Just before this weekly effort began 21 years ago this month, its two founders, the lovely Catherine and me, compiled a list of nearly 30 words we thought its title could include.
Two words, however, shouted to be in every permutation of every possible title: farm and food.
The point of farming was — is — food. So any comment, conversation or column about one had to include the other.
The latest publication to arrive at that same crossroads is National Geographic. On April 14, the 125-year-old NG launched NatGeoFood.com, interactive portal dedicated to “The Future of Food.” (Links to source material are posted at http://farmandfoodfile.com/in-the-news/.)
The website also kicks off an eight-month run of print stories NG will publish on “How we eat today and how we can provide food for all as the world’s population grows.”
Good photos
In true NG fashion, it is a visual feast of photos and graphics. The magazine series begins with May’s cover story, “Eat: The New Food Revolution.”
The story’s subtitle, “ A Five-Step Plan to Feed the World,” then offers ideas that tomorrow’s more crowded, less natural world will likely use to feed itself.
From the start, the article’s author, Jonathon Foley, the director of the University of Minnesota’s Institute on the Environment, tackles the central future-of-food question we in American agriculture love to fight over.
He writes, “Unfortunately the debate of how to address the global food challenge has become polarized, pitting conventional agriculture and global commerce against local food systems and organic farms…”
As such, “Those who favor conventional agriculture talk about how modern mechanization, irrigation, fertilizers, and improved genetics can increase yields to help meet demand. And they’re right.

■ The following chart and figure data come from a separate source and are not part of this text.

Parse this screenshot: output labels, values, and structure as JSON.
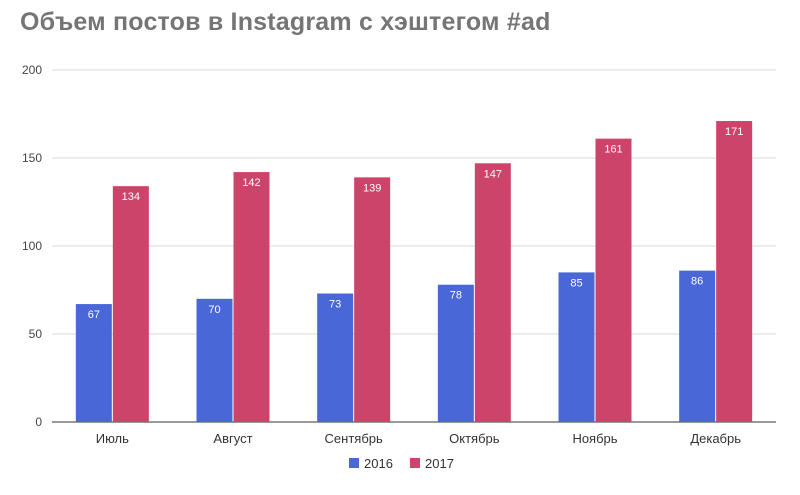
{
  "title": "Объем постов в Instagram с хэштегом #ad",
  "colors": {
    "s2016": "#4a67d8",
    "s2017": "#cc4469"
  },
  "chart_data": {
    "type": "bar",
    "title": "Объем постов в Instagram с хэштегом #ad",
    "xlabel": "",
    "ylabel": "",
    "categories": [
      "Июль",
      "Август",
      "Сентябрь",
      "Октябрь",
      "Ноябрь",
      "Декабрь"
    ],
    "series": [
      {
        "name": "2016",
        "values": [
          67,
          70,
          73,
          78,
          85,
          86
        ]
      },
      {
        "name": "2017",
        "values": [
          134,
          142,
          139,
          147,
          161,
          171
        ]
      }
    ],
    "ylim": [
      0,
      200
    ],
    "yticks": [
      0,
      50,
      100,
      150,
      200
    ],
    "grid": true,
    "legend": "bottom-center",
    "data_labels": true
  }
}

“Meanwhile,” he continues, “proponents of local and organic farms counter that the world’s small farmers could increase yields plenty — and help themselves out of poverty — by adopting techniques that improve fertility without synthetic fertilizers and pesticides. They’re right, too.”
Everyone is needed
In short, stop arguing; the world will need every farmer — red, white and blue; green, brown or whatever — with any idea to meet the food needs of an estimated 2 billion more people by 2050.
The biggest problem will not be how to grow more food; we know how to do that.

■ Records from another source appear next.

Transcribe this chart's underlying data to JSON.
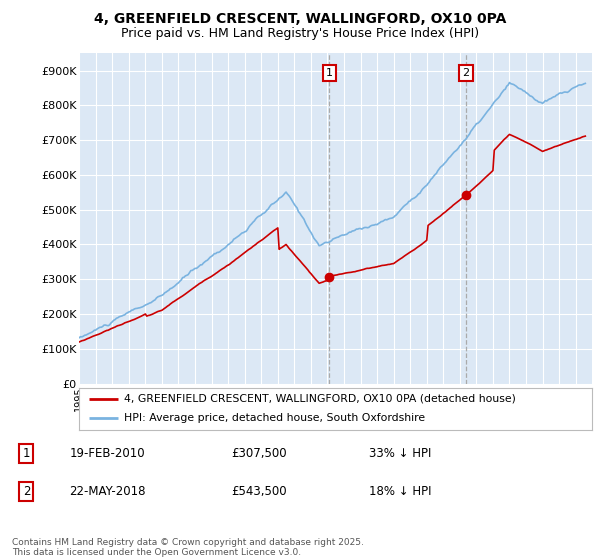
{
  "title_line1": "4, GREENFIELD CRESCENT, WALLINGFORD, OX10 0PA",
  "title_line2": "Price paid vs. HM Land Registry's House Price Index (HPI)",
  "background_color": "#ffffff",
  "plot_bg_color": "#dce8f5",
  "hpi_color": "#7ab3e0",
  "price_color": "#cc0000",
  "sale1_year_val": 2010.12,
  "sale1_price": 307500,
  "sale2_year_val": 2018.38,
  "sale2_price": 543500,
  "legend_house": "4, GREENFIELD CRESCENT, WALLINGFORD, OX10 0PA (detached house)",
  "legend_hpi": "HPI: Average price, detached house, South Oxfordshire",
  "table_row1": [
    "1",
    "19-FEB-2010",
    "£307,500",
    "33% ↓ HPI"
  ],
  "table_row2": [
    "2",
    "22-MAY-2018",
    "£543,500",
    "18% ↓ HPI"
  ],
  "footer": "Contains HM Land Registry data © Crown copyright and database right 2025.\nThis data is licensed under the Open Government Licence v3.0.",
  "ylim_min": 0,
  "ylim_max": 950000,
  "yticks": [
    0,
    100000,
    200000,
    300000,
    400000,
    500000,
    600000,
    700000,
    800000,
    900000
  ],
  "ytick_labels": [
    "£0",
    "£100K",
    "£200K",
    "£300K",
    "£400K",
    "£500K",
    "£600K",
    "£700K",
    "£800K",
    "£900K"
  ],
  "xmin": 1995,
  "xmax": 2026
}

The biggest problem will be how to double today’s food “availability” while “simultaneously cutting the environmental harm caused by agriculture.”
It’s an equation many of Big Ag’s Big Boys choose to ignore.
The world’s already-stretched natural limits, however, cannot be ignored. Instead, Foley offers five steps that might solve this “dilemma.” None will be easy or without controversy.
Freeze the footprint
First, we must “freeze agriculture’s footprint.” When food needs grew in the past, we simply grew more farmland; we deforested hill and dale and plowed prairies. Tomorrow’s farmers will have to make today’s 20 million square miles of global farmland more productive.
That is, in fact, Foley’s step-two. His step-three advocates marrying everything we know about the art of farming — cover crops, mulches, rotations — with the ever-expanding science of farming (GPS, prescription fertilizers, advanced genetics) to “use resources more efficiently” to deliver more food and more “sustainability.”
Foley’s fourth-step holds two strategies today’s U.S. farmers will fight — more grain and less meat on future dinner plates and “curtailing the use of food crops for biofuels.”
Will more people eating more grain 35 years from now take up the slack in demand that a less-meat, no-biofuel future might hold?
Probably, but we’ll know better in 35 years.
And step-five? Waste less. It’s “estimated 25 percent of the world’s food calories and up to 50 percent of total food weight are lost or wasted before they can be consumed.”
Foley’s list is timely, practical and, for many farmers, tough to digest. It’s also a great new place to talk about where farmers and food are going in the next decades because wherever they’re going, they’re going together.